To address the potential for an outer segment (OS) contribution to the sub-retinal pigment epithelium (RPE) lesions of age-related maculopathy (ARM), we quantified esterified and unesterified cholesterol (EC, UC) with the sterol-specific fluorescent probe filipin in cryosections of ARM eyes. Twenty six eyes from 20 donors were preserved <5 hr after death in 4% paraformaldehyde (n = 16) or 2.5% glutaraldehyde/1% paraformaldehyde (n = 10). Eyes had exudative late ARM (n = 6), geographic atrophy (n = 15), and drusen > or =125 microm (n = 11). Sections were stained with filipin for UC or were extracted and hydrolysed with cholesterol esterase before filipin staining for EC. Drusen varied in cholesterol content, with a rough correlation between EC and UC. Dome-shaped drusen contained distinctive, loosely packed UC-rich loops. In basal deposits, EC and UC were more prominent near Bruch's membrane than near the RPE. A UC-rich material was localized within the subretinal space (n = 4). Maximum filipin fluorescence due to UC was quantified in 47 lesions (19 drusen, 24 basal deposits, and 4 sub-retinal) from 12 ARM eyes and compared to OS and inner plexiform layer (IPL) of uninvolved retina in the same sections. Relative to IPL, UC fluorescence was higher in lesions (mean+/-s.d: 1.63+/-0.69) and lower in OS (0.64+/-0.18). If only the packing of membranes explained fluorescence intensity, then one would expect much higher intensities in membrane-rich OS than in lesions. Because the converse is true, the membranous material in lesions must be more highly enriched in cholesterol on a per unit area basis. UC in sub-RPE deposits cannot be derived directly from OS without considerable intracellular processing within RPE, additional cholesterol sources, or both.

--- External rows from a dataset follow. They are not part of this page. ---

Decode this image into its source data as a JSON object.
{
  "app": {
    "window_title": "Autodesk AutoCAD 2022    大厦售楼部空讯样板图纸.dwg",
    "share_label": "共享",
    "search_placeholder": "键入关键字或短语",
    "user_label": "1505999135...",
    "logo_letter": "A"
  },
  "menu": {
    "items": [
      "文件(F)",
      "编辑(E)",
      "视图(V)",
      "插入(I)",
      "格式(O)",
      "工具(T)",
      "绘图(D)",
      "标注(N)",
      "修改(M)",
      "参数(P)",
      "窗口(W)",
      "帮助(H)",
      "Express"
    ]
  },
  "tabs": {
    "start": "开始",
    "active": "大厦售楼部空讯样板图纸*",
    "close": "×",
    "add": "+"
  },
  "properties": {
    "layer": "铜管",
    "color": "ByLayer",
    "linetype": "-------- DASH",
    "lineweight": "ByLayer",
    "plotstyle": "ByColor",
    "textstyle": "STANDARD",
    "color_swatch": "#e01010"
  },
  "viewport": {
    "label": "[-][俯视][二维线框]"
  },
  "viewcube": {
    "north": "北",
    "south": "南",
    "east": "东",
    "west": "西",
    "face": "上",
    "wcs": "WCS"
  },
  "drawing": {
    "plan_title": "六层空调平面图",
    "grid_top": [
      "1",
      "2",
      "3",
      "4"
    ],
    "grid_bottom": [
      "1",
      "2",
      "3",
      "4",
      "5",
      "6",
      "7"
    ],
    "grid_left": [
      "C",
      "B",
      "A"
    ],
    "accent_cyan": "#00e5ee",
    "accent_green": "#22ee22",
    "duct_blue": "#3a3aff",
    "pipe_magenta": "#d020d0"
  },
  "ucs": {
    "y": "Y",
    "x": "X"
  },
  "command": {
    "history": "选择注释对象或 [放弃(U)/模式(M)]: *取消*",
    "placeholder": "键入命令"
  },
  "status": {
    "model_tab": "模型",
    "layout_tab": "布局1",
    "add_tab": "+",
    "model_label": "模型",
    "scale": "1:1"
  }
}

Retina expresses microsomal triglyceride transfer protein: implications for age-related maculopathy.

The principal extracellular lesions of age-related maculopathy (ARM), the leading cause of vision loss in the elderly, involve Bruch's membrane (BrM), a thin vascular intima between the retinal pigment epithelium (RPE) and its blood supply. With age, 80-100 nm solid particles containing esterified cholesterol (EC) accumulate in normal BrM, and apolipoprotein B (apoB) immunoreactivity is detectable in BrM- and ARM-associated lesions. Yet little evidence indicates that increased plasma cholesterol is a risk factor for ARM. To determine if RPE is capable of assembling its own apoB-containing lipoprotein, we examined RPE for the expression of microsomal triglyceride transfer protein (MTP), which is required for this process. Consistent with previous evidence for apoB expression, MTP is expressed in RPE, the ARPE-19 cell line, and, unexpectedly, retinal ganglion cells, which are neurons of the central nervous system. De novo synthesis and secretion of neutral lipid by ARPE-19 was supported by high levels of radiolabeled EC and triglyceride in medium after supplementation with oleate. Lipoprotein assembly and secretion is implicated as a constitutive retinal function and a plausible candidate mechanism involved in forming extracellular cholesterol-containing lesions in ARM. The pigmentary retinopathy and neuropathy of abetalipoproteinemia (Mendelian Inheritance of Man 200100; Bassen-Kornzwieg disease), which is caused by mutations in the MTP gene, may involve loss of function at the retina.